We can argue about what’s a more deserving genre or what we enjoy more, but when we look at sheer numbers, where does the money fall? (Please note: I’ve ignored any charts that list a category of “women’s/romance” since I feel this is both misleading and an improper labeling.)
(From publishingtechnology.com – Neilson data)
Again – this isn’t news. You’re going to see different comparison data with different percentages depending on how the chart chooses to divide up fiction. But romance outsells everything else, no matter whose chart you check. People have different explanations for why romance sales increase every year, but we won’t go into that. Romance sells. But we all knew that.
I find it interesting that many of these surveys of sales data will break out Mystery, Thriller and Suspense, but tend to lump all speculative fiction into Fantasy. What’s with that, number crunchers? As with any data, though, there are so many ways to slice and dice the numbers, often to show what you want the data to show.
Odd pie graph choices aside, we do have a good bit of market share to play with. Mysteries/Thrillers take about 20% of the genre market share when it’s all said and done. Science Fiction grabs about 5% and Fantasy a little over 6% in the adult market. While these are smaller pieces of the pie, they’re still significant pieces.

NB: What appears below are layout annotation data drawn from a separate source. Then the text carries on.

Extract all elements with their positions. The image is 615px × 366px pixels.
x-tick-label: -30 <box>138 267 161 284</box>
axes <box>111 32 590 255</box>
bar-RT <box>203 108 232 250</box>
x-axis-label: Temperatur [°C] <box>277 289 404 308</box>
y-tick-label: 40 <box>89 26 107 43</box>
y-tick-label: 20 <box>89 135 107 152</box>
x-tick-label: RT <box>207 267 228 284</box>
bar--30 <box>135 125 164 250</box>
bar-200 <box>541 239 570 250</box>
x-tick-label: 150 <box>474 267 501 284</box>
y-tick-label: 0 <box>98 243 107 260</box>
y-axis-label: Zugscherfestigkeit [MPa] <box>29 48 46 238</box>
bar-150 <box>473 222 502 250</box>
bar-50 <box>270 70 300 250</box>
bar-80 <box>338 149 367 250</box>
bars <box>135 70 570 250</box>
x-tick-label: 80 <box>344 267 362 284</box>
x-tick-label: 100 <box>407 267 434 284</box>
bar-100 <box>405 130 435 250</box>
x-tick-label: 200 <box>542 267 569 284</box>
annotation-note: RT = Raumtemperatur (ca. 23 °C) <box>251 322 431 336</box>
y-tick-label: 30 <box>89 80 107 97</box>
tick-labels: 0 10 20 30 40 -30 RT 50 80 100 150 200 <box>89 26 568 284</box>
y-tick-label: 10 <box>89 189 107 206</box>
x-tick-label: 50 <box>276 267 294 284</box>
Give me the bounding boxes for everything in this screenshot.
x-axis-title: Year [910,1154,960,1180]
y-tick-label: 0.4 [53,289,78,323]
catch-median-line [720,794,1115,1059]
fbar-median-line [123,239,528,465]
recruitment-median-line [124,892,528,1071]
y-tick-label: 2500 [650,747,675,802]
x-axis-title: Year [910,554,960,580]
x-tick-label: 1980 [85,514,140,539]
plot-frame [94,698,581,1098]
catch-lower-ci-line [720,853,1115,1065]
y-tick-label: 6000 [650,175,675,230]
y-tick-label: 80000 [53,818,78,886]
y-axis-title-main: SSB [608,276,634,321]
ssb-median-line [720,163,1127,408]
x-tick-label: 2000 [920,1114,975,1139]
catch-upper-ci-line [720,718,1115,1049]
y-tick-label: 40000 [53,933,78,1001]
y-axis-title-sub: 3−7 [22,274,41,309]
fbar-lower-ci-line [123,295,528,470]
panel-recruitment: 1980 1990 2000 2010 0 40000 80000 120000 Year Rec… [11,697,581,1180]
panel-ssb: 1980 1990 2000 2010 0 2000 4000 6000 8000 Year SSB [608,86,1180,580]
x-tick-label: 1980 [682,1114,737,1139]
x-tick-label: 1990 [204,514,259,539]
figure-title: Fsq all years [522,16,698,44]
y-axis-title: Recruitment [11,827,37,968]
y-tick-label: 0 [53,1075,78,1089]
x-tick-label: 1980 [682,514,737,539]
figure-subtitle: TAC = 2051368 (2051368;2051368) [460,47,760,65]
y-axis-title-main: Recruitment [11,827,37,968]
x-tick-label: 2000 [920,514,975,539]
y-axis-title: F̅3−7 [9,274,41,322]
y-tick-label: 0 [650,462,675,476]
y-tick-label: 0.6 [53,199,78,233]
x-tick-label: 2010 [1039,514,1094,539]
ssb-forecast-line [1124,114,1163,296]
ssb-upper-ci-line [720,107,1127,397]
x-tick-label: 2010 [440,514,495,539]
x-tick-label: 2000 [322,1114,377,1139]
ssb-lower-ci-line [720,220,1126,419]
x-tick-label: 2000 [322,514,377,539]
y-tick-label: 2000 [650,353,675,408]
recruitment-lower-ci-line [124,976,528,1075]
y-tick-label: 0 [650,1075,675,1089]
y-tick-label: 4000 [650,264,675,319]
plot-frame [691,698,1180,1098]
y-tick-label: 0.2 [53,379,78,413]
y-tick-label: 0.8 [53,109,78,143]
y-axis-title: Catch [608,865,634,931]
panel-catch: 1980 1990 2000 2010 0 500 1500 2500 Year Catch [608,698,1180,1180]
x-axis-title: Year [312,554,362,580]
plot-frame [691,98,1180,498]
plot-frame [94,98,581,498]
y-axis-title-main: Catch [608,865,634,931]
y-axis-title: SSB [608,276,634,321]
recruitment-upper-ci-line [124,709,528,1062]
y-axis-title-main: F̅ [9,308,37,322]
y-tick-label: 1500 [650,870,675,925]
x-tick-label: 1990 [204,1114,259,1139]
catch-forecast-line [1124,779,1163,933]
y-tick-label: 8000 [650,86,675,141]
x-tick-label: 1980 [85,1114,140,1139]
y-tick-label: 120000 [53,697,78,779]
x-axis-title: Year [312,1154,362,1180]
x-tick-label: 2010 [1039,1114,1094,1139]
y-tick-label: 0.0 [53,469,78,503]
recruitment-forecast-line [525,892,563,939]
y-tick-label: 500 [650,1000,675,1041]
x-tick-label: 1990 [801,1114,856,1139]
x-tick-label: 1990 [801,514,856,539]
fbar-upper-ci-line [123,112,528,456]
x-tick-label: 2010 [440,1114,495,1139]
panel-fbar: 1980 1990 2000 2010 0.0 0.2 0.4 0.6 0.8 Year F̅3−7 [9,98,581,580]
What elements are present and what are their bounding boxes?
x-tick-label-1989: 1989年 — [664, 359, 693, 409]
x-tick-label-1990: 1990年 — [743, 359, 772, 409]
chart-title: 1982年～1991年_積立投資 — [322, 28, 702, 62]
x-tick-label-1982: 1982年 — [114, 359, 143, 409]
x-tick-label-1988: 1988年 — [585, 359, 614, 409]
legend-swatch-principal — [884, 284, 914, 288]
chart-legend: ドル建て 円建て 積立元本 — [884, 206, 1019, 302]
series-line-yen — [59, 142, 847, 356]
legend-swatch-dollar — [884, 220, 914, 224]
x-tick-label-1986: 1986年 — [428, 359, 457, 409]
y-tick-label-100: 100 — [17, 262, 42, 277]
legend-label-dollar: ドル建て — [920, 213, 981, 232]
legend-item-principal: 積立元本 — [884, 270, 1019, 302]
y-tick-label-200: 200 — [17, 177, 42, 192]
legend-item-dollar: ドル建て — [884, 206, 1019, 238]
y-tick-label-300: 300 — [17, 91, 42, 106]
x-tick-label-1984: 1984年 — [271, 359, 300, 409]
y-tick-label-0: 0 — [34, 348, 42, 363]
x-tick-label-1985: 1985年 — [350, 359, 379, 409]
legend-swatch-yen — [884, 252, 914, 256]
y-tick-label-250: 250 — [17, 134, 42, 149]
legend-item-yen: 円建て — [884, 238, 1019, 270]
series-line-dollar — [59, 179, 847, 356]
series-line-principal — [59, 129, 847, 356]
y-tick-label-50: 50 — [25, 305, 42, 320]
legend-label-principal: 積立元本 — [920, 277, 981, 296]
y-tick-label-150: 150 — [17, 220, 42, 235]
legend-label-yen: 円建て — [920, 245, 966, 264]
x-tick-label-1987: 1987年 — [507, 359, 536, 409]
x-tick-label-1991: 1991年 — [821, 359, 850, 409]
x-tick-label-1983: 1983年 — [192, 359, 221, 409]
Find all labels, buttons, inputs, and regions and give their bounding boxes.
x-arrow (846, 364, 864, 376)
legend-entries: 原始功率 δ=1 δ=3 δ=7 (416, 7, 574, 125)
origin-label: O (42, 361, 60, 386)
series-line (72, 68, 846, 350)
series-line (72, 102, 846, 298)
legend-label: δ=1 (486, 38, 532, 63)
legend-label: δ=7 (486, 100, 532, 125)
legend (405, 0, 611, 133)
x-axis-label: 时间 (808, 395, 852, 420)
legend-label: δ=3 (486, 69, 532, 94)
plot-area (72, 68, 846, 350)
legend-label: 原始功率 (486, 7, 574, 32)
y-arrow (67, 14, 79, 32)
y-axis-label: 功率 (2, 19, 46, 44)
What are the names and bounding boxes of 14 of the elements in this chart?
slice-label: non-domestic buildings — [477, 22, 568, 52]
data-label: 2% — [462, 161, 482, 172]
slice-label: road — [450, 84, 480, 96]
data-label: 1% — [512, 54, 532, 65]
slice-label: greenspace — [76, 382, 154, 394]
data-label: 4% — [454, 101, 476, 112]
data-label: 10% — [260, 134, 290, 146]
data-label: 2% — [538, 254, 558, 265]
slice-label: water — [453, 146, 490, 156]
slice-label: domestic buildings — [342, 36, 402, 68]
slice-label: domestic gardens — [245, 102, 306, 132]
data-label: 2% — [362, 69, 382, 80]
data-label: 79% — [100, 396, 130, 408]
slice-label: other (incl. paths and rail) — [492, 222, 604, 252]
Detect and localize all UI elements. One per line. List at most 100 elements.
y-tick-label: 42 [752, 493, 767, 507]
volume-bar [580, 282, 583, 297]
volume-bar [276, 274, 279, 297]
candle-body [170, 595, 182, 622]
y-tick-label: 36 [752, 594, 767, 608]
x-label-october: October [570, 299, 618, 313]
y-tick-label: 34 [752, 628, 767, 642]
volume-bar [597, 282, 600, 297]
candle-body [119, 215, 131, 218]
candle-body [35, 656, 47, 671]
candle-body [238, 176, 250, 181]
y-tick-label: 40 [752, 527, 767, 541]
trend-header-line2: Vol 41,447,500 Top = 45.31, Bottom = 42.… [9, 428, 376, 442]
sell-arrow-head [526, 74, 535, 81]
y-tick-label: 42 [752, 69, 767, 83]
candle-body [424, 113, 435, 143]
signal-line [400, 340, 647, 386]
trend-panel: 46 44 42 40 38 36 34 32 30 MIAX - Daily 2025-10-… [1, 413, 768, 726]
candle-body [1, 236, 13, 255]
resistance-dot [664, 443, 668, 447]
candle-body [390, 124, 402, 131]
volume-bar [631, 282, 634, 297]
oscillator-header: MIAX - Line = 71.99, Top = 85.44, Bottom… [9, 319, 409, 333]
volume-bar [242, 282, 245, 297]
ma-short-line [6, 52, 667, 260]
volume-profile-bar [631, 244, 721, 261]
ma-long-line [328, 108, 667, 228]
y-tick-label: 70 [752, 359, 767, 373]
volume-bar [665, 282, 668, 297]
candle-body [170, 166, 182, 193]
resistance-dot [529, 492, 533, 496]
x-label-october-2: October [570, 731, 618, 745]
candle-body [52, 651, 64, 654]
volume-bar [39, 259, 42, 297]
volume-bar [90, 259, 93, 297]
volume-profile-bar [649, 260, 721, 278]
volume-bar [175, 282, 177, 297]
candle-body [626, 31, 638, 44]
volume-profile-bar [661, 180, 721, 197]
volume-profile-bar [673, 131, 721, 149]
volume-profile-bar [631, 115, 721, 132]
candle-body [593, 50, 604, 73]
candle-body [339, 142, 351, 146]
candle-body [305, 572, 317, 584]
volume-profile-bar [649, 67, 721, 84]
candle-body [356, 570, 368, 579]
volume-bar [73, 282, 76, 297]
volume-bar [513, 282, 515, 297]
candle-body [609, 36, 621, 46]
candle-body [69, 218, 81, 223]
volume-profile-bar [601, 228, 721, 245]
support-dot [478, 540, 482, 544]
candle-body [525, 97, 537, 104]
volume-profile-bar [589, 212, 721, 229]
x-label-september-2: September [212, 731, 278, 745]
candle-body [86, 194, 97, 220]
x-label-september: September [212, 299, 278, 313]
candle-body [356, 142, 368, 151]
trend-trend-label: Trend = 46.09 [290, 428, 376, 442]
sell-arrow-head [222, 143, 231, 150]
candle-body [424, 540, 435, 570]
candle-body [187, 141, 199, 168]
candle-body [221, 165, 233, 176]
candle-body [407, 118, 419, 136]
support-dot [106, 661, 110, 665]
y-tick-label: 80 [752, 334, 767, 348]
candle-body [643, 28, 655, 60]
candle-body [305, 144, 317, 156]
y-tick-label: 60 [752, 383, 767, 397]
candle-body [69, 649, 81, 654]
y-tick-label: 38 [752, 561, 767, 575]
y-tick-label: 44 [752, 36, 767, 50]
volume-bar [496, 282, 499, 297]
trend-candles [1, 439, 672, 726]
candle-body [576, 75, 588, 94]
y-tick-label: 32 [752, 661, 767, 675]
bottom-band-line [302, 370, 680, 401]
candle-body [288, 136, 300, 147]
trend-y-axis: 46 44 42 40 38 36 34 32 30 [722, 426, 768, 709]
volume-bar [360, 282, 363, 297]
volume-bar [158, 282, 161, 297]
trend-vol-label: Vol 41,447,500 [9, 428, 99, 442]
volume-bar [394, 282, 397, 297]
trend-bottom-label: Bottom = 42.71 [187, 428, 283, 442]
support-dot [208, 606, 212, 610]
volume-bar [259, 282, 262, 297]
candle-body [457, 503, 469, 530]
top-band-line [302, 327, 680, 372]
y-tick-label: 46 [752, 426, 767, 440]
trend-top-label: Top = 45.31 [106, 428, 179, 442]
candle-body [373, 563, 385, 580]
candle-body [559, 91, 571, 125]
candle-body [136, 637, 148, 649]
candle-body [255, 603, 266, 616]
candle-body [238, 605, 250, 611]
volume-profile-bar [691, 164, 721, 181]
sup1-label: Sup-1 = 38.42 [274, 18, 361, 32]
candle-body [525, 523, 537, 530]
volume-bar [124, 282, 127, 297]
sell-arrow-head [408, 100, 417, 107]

What’s the point to this little romp through statistics? Just this – genre fiction is big business, and we’re part of that. No, I’m not advocating trend following, or trying to say you should be writing something else. Unless you want to be a frustrated, flash in the pan writer, you have to be true to yourself, your voice and your vision.
But we have market share – it’s out there waiting. Spec fic has a consistent audience from year to year, one that has more organic growth than fad growth. Your readers are out there. Go find them.